4 Restorative Justice (called Truth and Reconciliation in South Africa) is an alternative justice system that National Institute of Justice Visiting Fellow Thomas Quinn defines as focusing "on restoring the health of the community, repairing the harm done, meeting victims' needs, and emphasizing that the offender can--and must--contribute to those repairs" and doing these things from within the affected community rather than with the aid of a removed and hierarchical justice system (1). "Both Tongan and Samoan communities have a tradition of restorative justice when it comes to offending in the community....Maori have a tradition...still in effect in many rural areas, whereby the restoration of all concerned--the victims, the offenders, the whanau, the iwi--is the principal objective" (Consedine 9-10). In Hawai'i, the process of ho'oponopono functions in a comparable way, where the focus is restoration of wholeness and harmony to the entire community in question.

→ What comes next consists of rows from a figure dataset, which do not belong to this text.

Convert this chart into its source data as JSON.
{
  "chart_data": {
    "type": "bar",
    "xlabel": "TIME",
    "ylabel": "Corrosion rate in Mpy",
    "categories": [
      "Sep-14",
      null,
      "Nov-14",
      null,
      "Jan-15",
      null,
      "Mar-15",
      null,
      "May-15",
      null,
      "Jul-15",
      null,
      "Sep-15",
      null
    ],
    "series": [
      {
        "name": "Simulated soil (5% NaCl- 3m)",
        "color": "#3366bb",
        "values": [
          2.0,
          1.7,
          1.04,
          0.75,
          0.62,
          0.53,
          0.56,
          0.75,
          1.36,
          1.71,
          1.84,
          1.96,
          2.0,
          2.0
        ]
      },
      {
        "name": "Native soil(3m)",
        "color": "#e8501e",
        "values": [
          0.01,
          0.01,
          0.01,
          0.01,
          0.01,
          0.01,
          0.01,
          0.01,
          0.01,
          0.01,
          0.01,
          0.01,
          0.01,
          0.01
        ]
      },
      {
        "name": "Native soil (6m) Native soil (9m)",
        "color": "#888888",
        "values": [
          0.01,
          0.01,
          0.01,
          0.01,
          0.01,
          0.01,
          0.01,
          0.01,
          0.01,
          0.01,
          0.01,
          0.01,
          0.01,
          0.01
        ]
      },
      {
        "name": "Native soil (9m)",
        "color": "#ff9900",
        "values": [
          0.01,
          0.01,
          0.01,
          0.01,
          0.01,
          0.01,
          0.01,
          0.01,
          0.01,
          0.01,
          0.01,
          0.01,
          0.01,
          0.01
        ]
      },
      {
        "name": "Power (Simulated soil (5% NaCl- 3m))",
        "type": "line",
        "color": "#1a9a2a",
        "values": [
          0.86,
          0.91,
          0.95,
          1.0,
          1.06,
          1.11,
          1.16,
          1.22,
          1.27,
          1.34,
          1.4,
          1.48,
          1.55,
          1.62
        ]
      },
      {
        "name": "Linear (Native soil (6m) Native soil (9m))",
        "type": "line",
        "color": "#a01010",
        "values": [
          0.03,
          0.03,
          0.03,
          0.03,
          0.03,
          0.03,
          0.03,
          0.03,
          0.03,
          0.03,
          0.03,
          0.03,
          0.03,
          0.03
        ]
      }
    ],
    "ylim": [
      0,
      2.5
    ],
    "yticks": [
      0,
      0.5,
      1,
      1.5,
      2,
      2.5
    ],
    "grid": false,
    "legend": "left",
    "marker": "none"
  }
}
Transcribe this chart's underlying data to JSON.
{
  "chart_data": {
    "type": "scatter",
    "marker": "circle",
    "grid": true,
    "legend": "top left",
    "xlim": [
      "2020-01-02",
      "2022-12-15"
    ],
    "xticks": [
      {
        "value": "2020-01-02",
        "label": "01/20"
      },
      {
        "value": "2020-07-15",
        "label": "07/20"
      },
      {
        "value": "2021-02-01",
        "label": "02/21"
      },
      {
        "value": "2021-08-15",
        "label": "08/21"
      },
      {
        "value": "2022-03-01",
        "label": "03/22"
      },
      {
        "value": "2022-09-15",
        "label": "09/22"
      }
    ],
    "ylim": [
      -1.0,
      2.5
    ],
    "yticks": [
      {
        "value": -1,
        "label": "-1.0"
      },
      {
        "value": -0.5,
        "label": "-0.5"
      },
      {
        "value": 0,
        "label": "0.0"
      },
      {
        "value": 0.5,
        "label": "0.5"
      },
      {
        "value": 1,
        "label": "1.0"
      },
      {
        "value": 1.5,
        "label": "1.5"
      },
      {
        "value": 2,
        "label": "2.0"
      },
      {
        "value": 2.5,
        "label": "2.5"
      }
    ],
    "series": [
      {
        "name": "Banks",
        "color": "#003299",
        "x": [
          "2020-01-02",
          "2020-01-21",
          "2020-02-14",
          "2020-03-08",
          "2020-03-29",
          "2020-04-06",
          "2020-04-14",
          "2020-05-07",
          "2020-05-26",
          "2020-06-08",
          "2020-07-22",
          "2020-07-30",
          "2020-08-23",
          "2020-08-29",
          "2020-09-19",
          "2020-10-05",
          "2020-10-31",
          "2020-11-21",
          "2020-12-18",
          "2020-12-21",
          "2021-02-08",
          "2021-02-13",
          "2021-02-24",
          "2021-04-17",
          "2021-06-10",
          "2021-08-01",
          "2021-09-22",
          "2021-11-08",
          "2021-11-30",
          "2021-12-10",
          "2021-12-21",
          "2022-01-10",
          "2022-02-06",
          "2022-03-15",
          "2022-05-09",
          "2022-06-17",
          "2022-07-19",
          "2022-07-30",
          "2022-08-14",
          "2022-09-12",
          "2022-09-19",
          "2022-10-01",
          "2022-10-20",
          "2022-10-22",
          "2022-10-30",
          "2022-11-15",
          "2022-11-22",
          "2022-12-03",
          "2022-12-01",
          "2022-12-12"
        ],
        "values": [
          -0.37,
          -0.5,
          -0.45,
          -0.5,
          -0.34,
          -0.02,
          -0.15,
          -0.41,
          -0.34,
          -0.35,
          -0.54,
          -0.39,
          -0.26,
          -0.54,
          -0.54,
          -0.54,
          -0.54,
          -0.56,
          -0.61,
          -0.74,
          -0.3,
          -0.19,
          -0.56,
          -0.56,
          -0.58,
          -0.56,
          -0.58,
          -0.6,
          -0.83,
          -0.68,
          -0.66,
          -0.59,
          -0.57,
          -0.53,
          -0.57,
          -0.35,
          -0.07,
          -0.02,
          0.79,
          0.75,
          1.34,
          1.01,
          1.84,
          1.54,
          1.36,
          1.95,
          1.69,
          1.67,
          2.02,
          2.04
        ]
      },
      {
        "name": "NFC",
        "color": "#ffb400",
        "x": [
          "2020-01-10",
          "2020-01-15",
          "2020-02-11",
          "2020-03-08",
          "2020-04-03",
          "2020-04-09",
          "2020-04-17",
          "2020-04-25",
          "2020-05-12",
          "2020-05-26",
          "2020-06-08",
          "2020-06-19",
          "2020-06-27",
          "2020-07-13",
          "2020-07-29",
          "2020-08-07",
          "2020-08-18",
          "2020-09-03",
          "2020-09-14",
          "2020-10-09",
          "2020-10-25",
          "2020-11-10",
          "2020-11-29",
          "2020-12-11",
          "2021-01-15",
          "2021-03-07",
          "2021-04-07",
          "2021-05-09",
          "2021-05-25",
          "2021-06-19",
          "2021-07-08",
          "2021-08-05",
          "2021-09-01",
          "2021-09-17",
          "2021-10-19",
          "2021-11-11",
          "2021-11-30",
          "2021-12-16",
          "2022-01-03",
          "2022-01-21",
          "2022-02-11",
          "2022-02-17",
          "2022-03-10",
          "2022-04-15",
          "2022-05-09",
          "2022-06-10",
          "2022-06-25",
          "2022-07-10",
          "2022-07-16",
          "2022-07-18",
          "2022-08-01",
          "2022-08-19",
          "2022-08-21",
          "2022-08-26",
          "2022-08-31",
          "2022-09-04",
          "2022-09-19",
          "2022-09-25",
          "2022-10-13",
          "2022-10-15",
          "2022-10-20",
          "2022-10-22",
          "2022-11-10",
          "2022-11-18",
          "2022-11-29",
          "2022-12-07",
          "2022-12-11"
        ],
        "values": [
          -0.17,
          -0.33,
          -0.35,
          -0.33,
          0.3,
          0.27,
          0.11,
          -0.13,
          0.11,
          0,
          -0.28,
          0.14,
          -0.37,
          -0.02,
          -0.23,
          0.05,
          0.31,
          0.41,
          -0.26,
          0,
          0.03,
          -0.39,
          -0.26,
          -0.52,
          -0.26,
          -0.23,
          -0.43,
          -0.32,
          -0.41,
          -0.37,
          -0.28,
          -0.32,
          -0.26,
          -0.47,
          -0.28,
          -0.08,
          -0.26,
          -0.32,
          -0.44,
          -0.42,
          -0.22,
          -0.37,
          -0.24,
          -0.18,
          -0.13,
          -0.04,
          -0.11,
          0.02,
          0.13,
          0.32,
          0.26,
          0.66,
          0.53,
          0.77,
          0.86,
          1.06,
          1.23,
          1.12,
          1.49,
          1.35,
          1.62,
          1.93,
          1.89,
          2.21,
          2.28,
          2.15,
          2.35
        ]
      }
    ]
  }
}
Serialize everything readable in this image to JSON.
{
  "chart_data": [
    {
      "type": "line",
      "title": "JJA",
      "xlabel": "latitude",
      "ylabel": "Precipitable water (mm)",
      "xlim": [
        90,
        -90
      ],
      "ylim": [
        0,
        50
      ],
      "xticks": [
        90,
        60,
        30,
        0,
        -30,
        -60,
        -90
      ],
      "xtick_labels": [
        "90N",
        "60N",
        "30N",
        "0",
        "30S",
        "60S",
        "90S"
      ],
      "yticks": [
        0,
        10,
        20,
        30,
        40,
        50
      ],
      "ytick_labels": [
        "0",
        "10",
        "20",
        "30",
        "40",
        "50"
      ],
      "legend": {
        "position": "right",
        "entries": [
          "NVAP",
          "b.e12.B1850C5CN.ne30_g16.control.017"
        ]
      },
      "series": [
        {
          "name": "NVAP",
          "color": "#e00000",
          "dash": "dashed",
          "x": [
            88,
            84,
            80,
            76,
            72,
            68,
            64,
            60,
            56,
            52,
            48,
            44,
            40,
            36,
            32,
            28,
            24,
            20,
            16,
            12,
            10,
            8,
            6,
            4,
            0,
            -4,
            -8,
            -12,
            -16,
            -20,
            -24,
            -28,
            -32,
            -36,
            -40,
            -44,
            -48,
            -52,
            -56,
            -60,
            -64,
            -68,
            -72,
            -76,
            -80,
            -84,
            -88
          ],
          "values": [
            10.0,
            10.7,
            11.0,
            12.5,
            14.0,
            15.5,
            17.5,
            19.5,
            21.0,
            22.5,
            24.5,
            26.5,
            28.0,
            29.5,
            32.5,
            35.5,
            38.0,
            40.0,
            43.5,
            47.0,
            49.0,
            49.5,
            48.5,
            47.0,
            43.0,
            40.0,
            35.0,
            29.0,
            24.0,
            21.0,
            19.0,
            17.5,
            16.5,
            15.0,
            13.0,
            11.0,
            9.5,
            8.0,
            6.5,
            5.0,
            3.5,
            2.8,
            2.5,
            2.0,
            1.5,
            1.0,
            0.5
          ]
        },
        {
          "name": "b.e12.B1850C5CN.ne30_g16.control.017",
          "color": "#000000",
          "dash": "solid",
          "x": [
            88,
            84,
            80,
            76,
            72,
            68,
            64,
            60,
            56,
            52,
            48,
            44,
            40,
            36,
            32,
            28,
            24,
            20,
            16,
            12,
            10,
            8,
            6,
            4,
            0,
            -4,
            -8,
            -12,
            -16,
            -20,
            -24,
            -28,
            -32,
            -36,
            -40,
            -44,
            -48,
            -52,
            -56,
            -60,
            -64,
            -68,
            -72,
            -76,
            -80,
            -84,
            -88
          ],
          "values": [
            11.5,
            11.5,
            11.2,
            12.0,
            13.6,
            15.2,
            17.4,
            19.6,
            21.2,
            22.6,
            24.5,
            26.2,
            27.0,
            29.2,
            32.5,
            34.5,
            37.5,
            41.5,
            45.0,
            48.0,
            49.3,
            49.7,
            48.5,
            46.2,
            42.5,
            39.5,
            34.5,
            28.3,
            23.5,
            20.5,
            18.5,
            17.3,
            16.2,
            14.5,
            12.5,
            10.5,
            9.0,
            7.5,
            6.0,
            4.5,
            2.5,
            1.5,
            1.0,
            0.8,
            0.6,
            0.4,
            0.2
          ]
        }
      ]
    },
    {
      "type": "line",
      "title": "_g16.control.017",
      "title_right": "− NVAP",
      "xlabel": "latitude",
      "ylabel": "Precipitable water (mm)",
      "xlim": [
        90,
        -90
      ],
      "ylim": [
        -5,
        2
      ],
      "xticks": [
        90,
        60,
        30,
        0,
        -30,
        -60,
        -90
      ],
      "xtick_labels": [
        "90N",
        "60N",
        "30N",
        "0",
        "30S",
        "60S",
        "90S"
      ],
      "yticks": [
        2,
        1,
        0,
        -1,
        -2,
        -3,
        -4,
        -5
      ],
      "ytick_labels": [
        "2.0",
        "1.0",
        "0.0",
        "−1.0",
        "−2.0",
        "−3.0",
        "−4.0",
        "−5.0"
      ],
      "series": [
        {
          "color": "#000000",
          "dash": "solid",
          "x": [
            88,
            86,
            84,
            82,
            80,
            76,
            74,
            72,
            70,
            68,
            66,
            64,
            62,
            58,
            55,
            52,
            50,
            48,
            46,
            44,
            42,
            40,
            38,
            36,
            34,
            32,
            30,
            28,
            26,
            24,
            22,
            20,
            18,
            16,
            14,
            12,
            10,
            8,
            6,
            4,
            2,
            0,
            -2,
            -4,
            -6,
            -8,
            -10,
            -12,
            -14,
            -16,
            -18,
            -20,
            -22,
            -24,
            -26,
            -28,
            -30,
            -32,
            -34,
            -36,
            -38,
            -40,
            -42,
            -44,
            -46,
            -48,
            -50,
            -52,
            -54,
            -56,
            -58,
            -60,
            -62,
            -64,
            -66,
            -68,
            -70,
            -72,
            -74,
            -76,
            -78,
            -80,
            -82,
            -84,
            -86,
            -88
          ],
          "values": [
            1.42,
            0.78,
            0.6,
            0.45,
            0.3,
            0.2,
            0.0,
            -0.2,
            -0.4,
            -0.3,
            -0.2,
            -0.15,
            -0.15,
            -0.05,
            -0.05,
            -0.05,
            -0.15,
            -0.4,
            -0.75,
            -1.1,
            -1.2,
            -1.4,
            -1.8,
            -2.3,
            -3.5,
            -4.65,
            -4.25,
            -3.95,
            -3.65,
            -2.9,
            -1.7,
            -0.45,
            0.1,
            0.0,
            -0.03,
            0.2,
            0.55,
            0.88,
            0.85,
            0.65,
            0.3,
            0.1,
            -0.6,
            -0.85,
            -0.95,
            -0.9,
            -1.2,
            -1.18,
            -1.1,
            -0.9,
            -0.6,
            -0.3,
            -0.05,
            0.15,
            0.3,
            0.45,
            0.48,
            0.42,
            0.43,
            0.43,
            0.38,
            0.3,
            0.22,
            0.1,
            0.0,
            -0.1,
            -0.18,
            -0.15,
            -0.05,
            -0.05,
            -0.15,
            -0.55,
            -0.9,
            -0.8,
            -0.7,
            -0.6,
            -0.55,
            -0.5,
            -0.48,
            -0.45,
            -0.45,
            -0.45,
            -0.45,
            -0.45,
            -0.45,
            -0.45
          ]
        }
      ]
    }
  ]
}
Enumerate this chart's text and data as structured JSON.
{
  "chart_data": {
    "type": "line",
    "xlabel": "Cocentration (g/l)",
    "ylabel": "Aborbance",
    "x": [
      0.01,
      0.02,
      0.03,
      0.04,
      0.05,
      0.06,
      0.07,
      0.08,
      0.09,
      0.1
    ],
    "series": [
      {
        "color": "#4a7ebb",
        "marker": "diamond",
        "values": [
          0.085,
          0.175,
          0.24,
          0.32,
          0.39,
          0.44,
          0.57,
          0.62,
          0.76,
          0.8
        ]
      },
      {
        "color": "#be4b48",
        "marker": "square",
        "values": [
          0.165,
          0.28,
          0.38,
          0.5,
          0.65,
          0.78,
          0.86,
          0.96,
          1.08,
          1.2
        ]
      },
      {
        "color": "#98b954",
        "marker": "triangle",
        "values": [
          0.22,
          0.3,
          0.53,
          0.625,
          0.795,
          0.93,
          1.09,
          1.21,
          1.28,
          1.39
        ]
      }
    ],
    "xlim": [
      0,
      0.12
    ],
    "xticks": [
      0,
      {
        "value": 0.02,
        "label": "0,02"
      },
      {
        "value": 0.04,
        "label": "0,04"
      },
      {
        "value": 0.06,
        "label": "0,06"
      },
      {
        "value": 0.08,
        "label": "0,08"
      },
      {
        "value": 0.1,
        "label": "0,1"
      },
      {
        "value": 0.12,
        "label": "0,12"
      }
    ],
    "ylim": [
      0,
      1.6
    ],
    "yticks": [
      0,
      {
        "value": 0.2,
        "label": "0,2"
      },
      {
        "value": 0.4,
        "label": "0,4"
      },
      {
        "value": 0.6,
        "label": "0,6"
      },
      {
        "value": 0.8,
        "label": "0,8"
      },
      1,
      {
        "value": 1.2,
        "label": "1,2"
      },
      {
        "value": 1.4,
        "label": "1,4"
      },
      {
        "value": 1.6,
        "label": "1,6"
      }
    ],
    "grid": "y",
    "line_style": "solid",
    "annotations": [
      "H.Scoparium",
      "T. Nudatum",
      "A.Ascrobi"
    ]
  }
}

5 The South African Truth and Reconciliation Commission works to achieve reconciliation between perpetrators and victims of violence by giving amnesty to those who admit to and disclose their crimes and by "establishing and making known the fate or whereabouts of victims and restoring their human and civil dignity by granting them an opportunity to relate their own accounts of the violations, and recommending reparation measures in respect of them" in order to heal both perpetrator and victim by re-establishing relationship (Justice Center Website 1). The TRC has done this to help heal the wounds created by a colonial system that relegated Black South Africans to a sub-human position--in the minds of the white minority Black South Africans were not capable of relationship and therefore could be recipients of torture, rape, theft, murder, dispossession of land and culture (TRC Final Report Introduction 1).